November 30, 2005
The Lesson Of Susan Hallums: Or, Why I Refuse To Condemn These Hostages
Susan Hallums, ex-wife of former hostage in Iraq Roy Hallums, left this comment on my post here:
I was deeply saddened to hear that more hostages were taken. These men were good Christian men trying to help promote peace in Iraq. I will pray for their safe release and for their families. There is such devastation to the families , I know this horror... I pray for them , I wish I could help in some way.
I replied to Ms. Hallums via email, here is what I wrote:
Please do not take any criticism I have for the CPT organization as a whole to mean that I have no empathy for the plight of these people.
I do not believe for one minute, no matter what brought them to Iraq, that anyone should be subjected to what Mr. Hallums went through.
I've watched what happened to Nick Berg and the others, I know full well what these people are capable of, and I wish that on no human being.
I still pray for Mr. Hallums', and your, good health, although I know you may never fully recover from his ordeal.
Ms. Hallums was kind enough to reply, however, since I don't have permission, and it's irrelevant to this post anyway, I won't publish it.
Look, kids, I spent a healthy chunk of my dwindling free time yesterday perusing the CPT website, and I wholeheartedly disagreed with just about, well, no, absolutely everything they do. From the Adopt a Detainee campaign to opposing any kind of enforcement of our national sovereignty on the border.
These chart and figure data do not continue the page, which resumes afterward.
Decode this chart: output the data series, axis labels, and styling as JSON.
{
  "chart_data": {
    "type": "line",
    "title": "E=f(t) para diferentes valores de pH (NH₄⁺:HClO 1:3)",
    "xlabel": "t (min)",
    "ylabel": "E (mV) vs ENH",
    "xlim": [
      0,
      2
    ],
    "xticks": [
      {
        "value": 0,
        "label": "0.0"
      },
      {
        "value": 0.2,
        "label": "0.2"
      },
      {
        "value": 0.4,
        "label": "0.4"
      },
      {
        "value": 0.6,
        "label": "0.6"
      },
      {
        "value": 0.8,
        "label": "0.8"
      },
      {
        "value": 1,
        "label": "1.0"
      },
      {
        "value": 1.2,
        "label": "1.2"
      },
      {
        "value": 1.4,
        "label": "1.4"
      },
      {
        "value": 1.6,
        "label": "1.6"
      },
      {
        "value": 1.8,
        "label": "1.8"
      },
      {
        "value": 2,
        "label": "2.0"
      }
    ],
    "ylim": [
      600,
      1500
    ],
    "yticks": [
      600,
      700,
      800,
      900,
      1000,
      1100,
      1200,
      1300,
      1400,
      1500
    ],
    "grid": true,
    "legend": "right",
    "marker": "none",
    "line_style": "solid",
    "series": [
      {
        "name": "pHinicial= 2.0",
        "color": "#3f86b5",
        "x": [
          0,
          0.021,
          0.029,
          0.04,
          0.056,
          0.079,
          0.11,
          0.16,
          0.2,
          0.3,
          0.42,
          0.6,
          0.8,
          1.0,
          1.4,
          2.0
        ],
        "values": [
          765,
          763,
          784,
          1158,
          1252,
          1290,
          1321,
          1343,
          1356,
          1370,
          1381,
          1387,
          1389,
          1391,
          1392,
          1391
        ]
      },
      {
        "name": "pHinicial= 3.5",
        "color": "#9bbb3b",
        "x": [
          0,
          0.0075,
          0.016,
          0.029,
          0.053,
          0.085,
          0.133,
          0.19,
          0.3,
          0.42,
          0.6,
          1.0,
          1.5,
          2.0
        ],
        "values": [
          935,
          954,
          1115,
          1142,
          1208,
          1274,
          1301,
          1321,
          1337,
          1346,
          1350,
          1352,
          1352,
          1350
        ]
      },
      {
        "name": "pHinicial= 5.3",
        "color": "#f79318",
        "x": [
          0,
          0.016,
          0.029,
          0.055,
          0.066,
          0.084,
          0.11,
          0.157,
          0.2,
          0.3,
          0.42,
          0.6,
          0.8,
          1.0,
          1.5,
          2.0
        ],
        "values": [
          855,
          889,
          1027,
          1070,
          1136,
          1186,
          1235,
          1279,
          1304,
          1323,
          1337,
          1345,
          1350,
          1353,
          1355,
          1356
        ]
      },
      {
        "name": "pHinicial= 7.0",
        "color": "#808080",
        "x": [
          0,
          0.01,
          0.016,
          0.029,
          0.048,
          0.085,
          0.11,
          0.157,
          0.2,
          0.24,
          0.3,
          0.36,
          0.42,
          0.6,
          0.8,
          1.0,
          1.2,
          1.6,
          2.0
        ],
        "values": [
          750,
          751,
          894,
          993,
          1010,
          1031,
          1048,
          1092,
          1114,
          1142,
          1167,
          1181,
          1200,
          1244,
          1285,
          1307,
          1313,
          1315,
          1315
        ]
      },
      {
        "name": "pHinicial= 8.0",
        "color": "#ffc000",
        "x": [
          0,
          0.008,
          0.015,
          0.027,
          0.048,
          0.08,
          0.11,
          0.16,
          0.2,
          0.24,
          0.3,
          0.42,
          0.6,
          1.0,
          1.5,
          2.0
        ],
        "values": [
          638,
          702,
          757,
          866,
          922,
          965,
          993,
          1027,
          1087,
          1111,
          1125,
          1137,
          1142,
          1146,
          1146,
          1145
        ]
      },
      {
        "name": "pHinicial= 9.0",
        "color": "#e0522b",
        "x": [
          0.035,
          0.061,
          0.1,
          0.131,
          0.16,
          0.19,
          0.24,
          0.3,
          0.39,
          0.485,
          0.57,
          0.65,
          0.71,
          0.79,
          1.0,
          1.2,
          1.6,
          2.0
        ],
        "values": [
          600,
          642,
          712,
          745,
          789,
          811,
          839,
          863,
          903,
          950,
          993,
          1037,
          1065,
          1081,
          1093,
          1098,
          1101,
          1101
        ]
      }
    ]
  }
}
But I still won't wash my hands of these hostages. Here's another nugget I found this evening:
The organization is supported by several Protestant denominations, including the Mennonite Church, that believe Christianity forbids all war-making and violence. It has sent activists into war zones, including Bosnia and Haiti, since the late 1980s. It has about 160 members around the world and about a dozen in Iraq.
Folks, based upon their website, I was under the impression that this group was far larger than it really is. Had I known this, I wouldn't have spent so much time on that website. The influence they wield is precisely nil. Jane Novak, one woman with a blog, has had more global impact in a year than these people have in 20.
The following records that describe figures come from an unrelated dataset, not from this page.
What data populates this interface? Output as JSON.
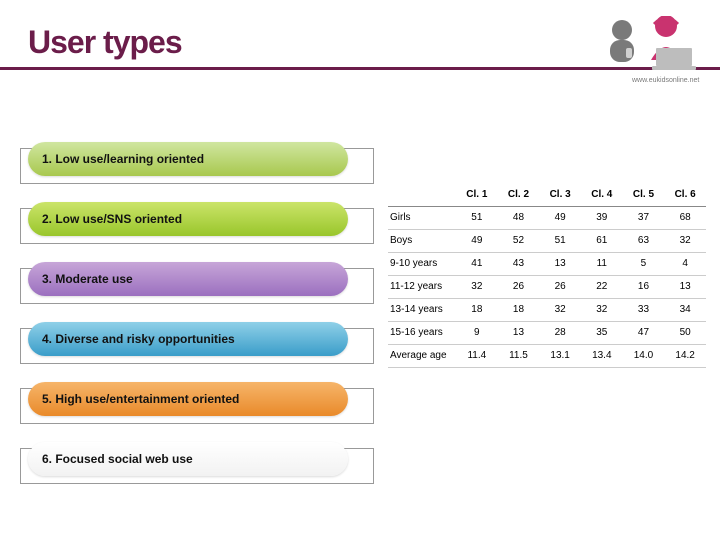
{
  "title": {
    "text": "User types",
    "color": "#6b1d4a"
  },
  "rule_color": "#6b1d4a",
  "logo": {
    "url_text": "www.eukidsonline.net",
    "figure_left_color": "#7a7a7a",
    "figure_right_color": "#c9336f",
    "laptop_color": "#bdbdbd"
  },
  "pills": [
    {
      "label": "1. Low use/learning oriented",
      "grad_from": "#d0e6a0",
      "grad_to": "#a8c84e"
    },
    {
      "label": "2. Low use/SNS oriented",
      "grad_from": "#cbe46a",
      "grad_to": "#99c62b"
    },
    {
      "label": "3. Moderate use",
      "grad_from": "#c7a6d8",
      "grad_to": "#9b6fbf"
    },
    {
      "label": "4. Diverse and risky opportunities",
      "grad_from": "#8fd0e8",
      "grad_to": "#3a9dc9"
    },
    {
      "label": "5. High use/entertainment oriented",
      "grad_from": "#f6b56a",
      "grad_to": "#e98a2a"
    },
    {
      "label": "6. Focused social web use",
      "grad_from": "#ffffff",
      "grad_to": "#f2f2f2"
    }
  ],
  "table": {
    "columns": [
      "",
      "Cl. 1",
      "Cl. 2",
      "Cl. 3",
      "Cl. 4",
      "Cl. 5",
      "Cl. 6"
    ],
    "rows": [
      [
        "Girls",
        "51",
        "48",
        "49",
        "39",
        "37",
        "68"
      ],
      [
        "Boys",
        "49",
        "52",
        "51",
        "61",
        "63",
        "32"
      ],
      [
        "9-10 years",
        "41",
        "43",
        "13",
        "11",
        "5",
        "4"
      ],
      [
        "11-12 years",
        "32",
        "26",
        "26",
        "22",
        "16",
        "13"
      ],
      [
        "13-14 years",
        "18",
        "18",
        "32",
        "32",
        "33",
        "34"
      ],
      [
        "15-16 years",
        "9",
        "13",
        "28",
        "35",
        "47",
        "50"
      ],
      [
        "Average age",
        "11.4",
        "11.5",
        "13.1",
        "13.4",
        "14.0",
        "14.2"
      ]
    ],
    "header_fontsize": 10,
    "cell_fontsize": 10,
    "border_color": "#cccccc"
  }
}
So what is the lesson here? First off, as Rusty said in his reply to Ms. Hallums' comment, and I paraphrase, "I believe they're misguided, but they're victims nonetheless." Second, I draw from my own experience. I've written posts about local stories on my home blog about murdered children, and twice the mothers of those children, like Susan Hallums, commented on my post. And like Susan Hallums, I've had a nice exchange of email.
These hostages, whose politics and ideology I may wholeheartedly disagree with, are still human beings. They have, from what I know right now, committed no evil acts that have placed them in the situation they're in. Granted, running around in Iraq as a member of the Christian Peacemakers may not be the smartest thing to do in this day and age, but it's surely not evil.
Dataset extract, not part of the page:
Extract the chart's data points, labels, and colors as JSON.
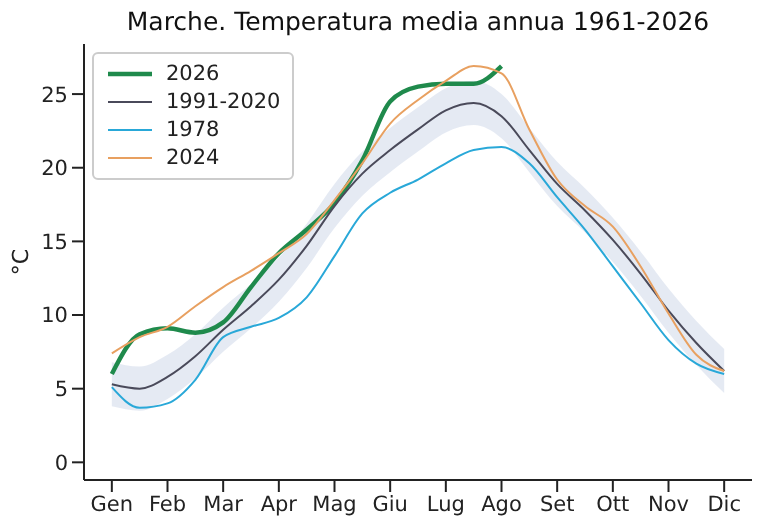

There's that, and there's what I've been alluding to this whole time. These people have families and friends. They more than likely have family and friends who, like me, totally disagree with the mission they undertook, or the views they hold. But, be that as it may, the loved ones of these people probably don't care one whit about those political views right now. They surely don't believe that these people deserve to be in the place they are.
And neither do I. Granted, this all may turn out to be one big stunt, but at this point, I could care less. If it is, all I'm out is the fact that maybe I cared a little too much. I can live with that.
What I couldn't live with is if I were making statements like the ones I've read, on this blog and others. Glib, making flip comments, only to see these people get the Nick Berg treatment. If it were my brother (quite a moonbat in his own right, I must say) over there, and I stumbled upon some of what I've read both here and elsewhere, I would be disgusted.
If you still can't find empathy for these four based on their ideology, that's fine, I can't control what you think or feel. But at least pause for a moment and consider their families.